To mimic a randomized controlled trial, propensity score matching was used to take the 43,350 patients who were monoinfected with HCV and had cirrhosis down to down to 2,062 non-users and 685 users matched by their likelihood of receiving statins. These patients were then matched 5:1, using the five non-users’ averages to represent one non-user. The matched cohorts were similar at baseline in age, race, sex, lab results and comorbidities.
“The probability of decompensation and death were significantly lower in the statin users,” Mohanty said (P < .001 for both).
Unadjusted hazard ratios for decompensation and death were significantly lower in the statin group with an HR of 0.55 for decompensation (0.39-0.77) and 0.56 for death (0.46-0.69).

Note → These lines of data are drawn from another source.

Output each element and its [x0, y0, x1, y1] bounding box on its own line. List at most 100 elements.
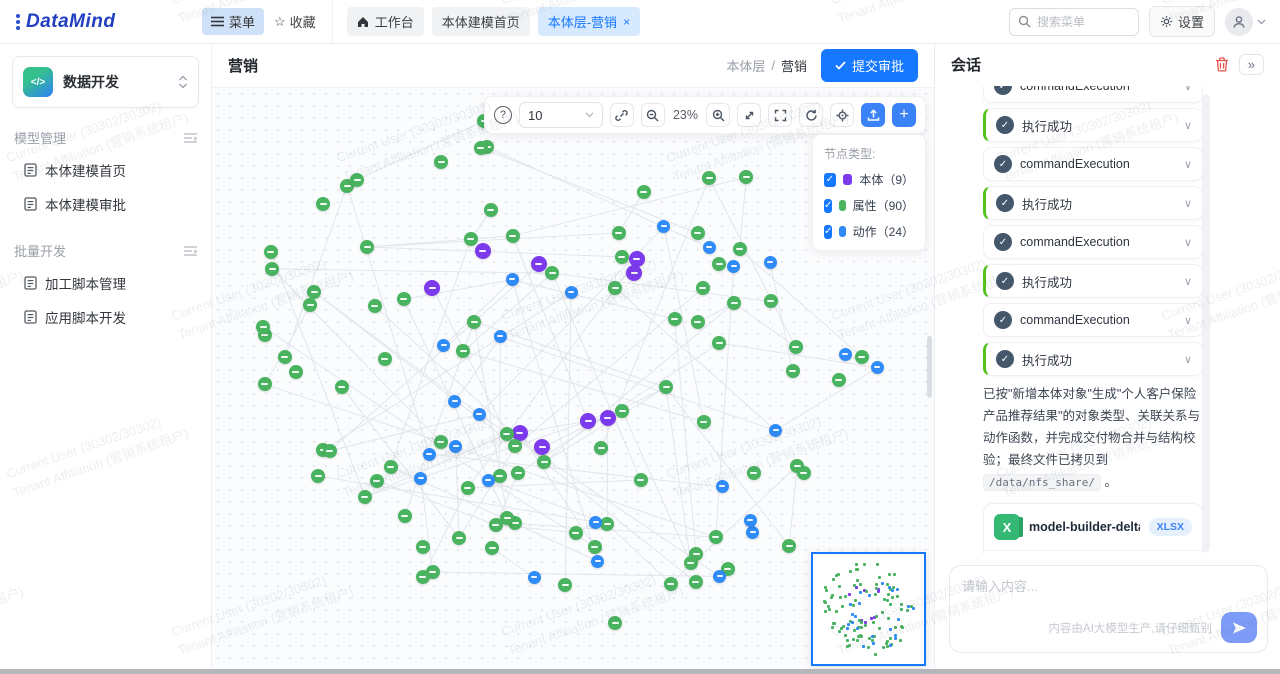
step-command-execution[interactable]: ✓ commandExecution ∨: [983, 147, 1203, 181]
graph-node[interactable]: [600, 517, 614, 531]
download-button[interactable]: 下载: [984, 551, 1093, 554]
graph-node[interactable]: [473, 408, 486, 421]
chevron-down-icon[interactable]: ∨: [1184, 158, 1192, 171]
graph-minimap[interactable]: [811, 552, 926, 666]
graph-node[interactable]: [664, 577, 678, 591]
app-switcher[interactable]: </> 数据开发: [12, 56, 199, 108]
graph-node[interactable]: [489, 518, 503, 532]
file-attachment-card[interactable]: X model-builder-delta_ab... XLSX 下载 预览: [983, 503, 1203, 554]
graph-node[interactable]: [475, 243, 491, 259]
chevron-down-icon[interactable]: ∨: [1184, 86, 1192, 93]
favorites-button[interactable]: ☆ 收藏: [274, 12, 316, 31]
fit-view-icon[interactable]: [737, 103, 761, 127]
collapse-list-icon[interactable]: [184, 246, 197, 256]
graph-node[interactable]: [452, 531, 466, 545]
tab-workbench[interactable]: 工作台: [347, 7, 424, 36]
graph-node[interactable]: [265, 262, 279, 276]
graph-node[interactable]: [506, 273, 519, 286]
user-menu[interactable]: [1225, 8, 1266, 36]
submit-approval-button[interactable]: 提交审批: [821, 49, 918, 82]
checkbox-checked-icon[interactable]: ✓: [824, 225, 832, 239]
graph-node[interactable]: [709, 530, 723, 544]
graph-node[interactable]: [697, 415, 711, 429]
tab-ontology-marketing[interactable]: 本体层-营销 ×: [538, 7, 640, 36]
graph-node[interactable]: [764, 256, 777, 269]
graph-node[interactable]: [358, 490, 372, 504]
graph-node[interactable]: [691, 226, 705, 240]
graph-node[interactable]: [484, 203, 498, 217]
graph-node[interactable]: [461, 481, 475, 495]
sidebar-item-script-manage[interactable]: 加工脚本管理: [12, 266, 199, 300]
graph-node[interactable]: [464, 232, 478, 246]
settings-button[interactable]: 设置: [1149, 6, 1215, 37]
graph-node[interactable]: [684, 556, 698, 570]
graph-node[interactable]: [414, 472, 427, 485]
graph-node[interactable]: [416, 540, 430, 554]
collapse-panel-button[interactable]: »: [1239, 54, 1264, 75]
clear-session-button[interactable]: [1215, 57, 1229, 72]
graph-node[interactable]: [474, 141, 488, 155]
degree-select[interactable]: 10: [519, 102, 603, 128]
chevron-down-icon[interactable]: ∨: [1184, 119, 1192, 132]
graph-node[interactable]: [434, 155, 448, 169]
graph-node[interactable]: [615, 250, 629, 264]
graph-node[interactable]: [482, 474, 495, 487]
graph-node[interactable]: [855, 350, 869, 364]
breadcrumb-parent[interactable]: 本体层: [726, 56, 765, 75]
session-message-list[interactable]: ✓ commandExecution ∨ ✓ 执行成功 ∨ ✓ commandE…: [983, 86, 1203, 554]
graph-node[interactable]: [589, 516, 602, 529]
graph-node[interactable]: [615, 404, 629, 418]
search-menu-box[interactable]: [1009, 8, 1139, 36]
canvas-scrollbar[interactable]: [927, 336, 932, 398]
graph-node[interactable]: [256, 320, 270, 334]
graph-node[interactable]: [335, 380, 349, 394]
refresh-icon[interactable]: [799, 103, 823, 127]
graph-node[interactable]: [871, 361, 884, 374]
graph-node[interactable]: [689, 575, 703, 589]
help-icon[interactable]: ?: [494, 106, 512, 124]
search-input[interactable]: [1037, 15, 1127, 29]
app-logo[interactable]: DataMind: [16, 11, 202, 33]
graph-node[interactable]: [434, 435, 448, 449]
add-node-icon[interactable]: +: [892, 103, 916, 127]
step-command-execution[interactable]: ✓ commandExecution ∨: [983, 86, 1203, 103]
step-command-execution[interactable]: ✓ commandExecution ∨: [983, 225, 1203, 259]
graph-node[interactable]: [370, 474, 384, 488]
locate-icon[interactable]: [830, 103, 854, 127]
zoom-in-icon[interactable]: [706, 103, 730, 127]
graph-node[interactable]: [368, 299, 382, 313]
graph-node[interactable]: [797, 466, 811, 480]
step-success[interactable]: ✓ 执行成功 ∨: [983, 342, 1203, 376]
graph-node[interactable]: [360, 240, 374, 254]
graph-node[interactable]: [264, 245, 278, 259]
zoom-out-icon[interactable]: [641, 103, 665, 127]
graph-node[interactable]: [278, 350, 292, 364]
graph-node[interactable]: [416, 570, 430, 584]
graph-node[interactable]: [764, 294, 778, 308]
graph-node[interactable]: [668, 312, 682, 326]
legend-row-action[interactable]: ✓ 动作（24）: [824, 223, 914, 240]
graph-node[interactable]: [744, 514, 757, 527]
sidebar-item-ontology-home[interactable]: 本体建模首页: [12, 153, 199, 187]
collapse-list-icon[interactable]: [184, 133, 197, 143]
chevron-down-icon[interactable]: ∨: [1184, 353, 1192, 366]
chevron-down-icon[interactable]: ∨: [1184, 236, 1192, 249]
sidebar-item-script-dev[interactable]: 应用脚本开发: [12, 300, 199, 334]
legend-row-attribute[interactable]: ✓ 属性（90）: [824, 197, 914, 214]
legend-row-ontology[interactable]: ✓ 本体（9）: [824, 171, 914, 188]
fullscreen-icon[interactable]: [768, 103, 792, 127]
checkbox-checked-icon[interactable]: ✓: [824, 173, 836, 187]
graph-node[interactable]: [485, 541, 499, 555]
graph-node[interactable]: [612, 226, 626, 240]
tab-close-icon[interactable]: ×: [623, 15, 630, 29]
chevron-down-icon[interactable]: ∨: [1184, 314, 1192, 327]
graph-node[interactable]: [558, 578, 572, 592]
graph-node[interactable]: [350, 173, 364, 187]
graph-node[interactable]: [531, 256, 547, 272]
graph-node[interactable]: [703, 241, 716, 254]
step-success[interactable]: ✓ 执行成功 ∨: [983, 186, 1203, 220]
graph-node[interactable]: [569, 526, 583, 540]
graph-canvas[interactable]: ? 10 23% + 节点类型:: [212, 88, 934, 669]
graph-node[interactable]: [423, 448, 436, 461]
graph-node[interactable]: [600, 410, 616, 426]
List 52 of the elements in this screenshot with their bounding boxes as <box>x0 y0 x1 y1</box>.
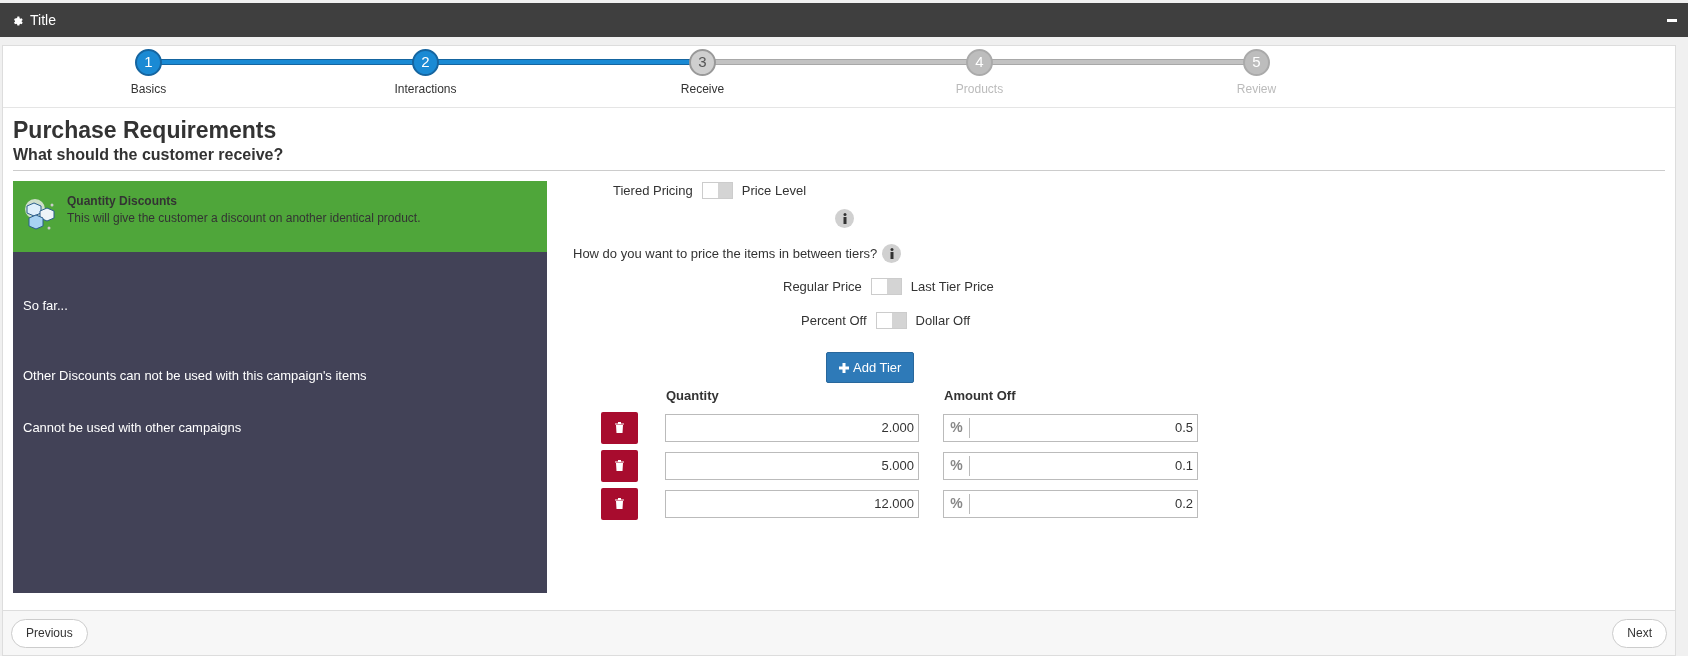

“When adjusted for common predictors of decompensation and death in compensated cirrhosis, like age, BMI, albumin, [fibrosis 4] and MELD [score], the risk of decompensation in statin use was reduced by 45% and that, too, of death,” Mohanty said.
Sensitivity analyses considering an alternate definition of decompensation, excluding patients without HCV-RNA confirmation and excluding patients who received HCV antiviral therapy also yielded similar hazards ratios.
“Statin use is low in patients with cirrhosis, even in those with a high cardiovascular risk,” Mohanty said. “Until randomized controlled trials confirm these results, statins cannot be widely recommended in this setting. However, in patients who otherwise require statins, their use should not be avoided.” – by Katrina Altersitz
For More Information:
Mohanty A. Abstract O072. Presented at: International Liver Congress; April 22-26, 2015; Vienna.
Disclosure: Mohanty reports no relevant financial relationships.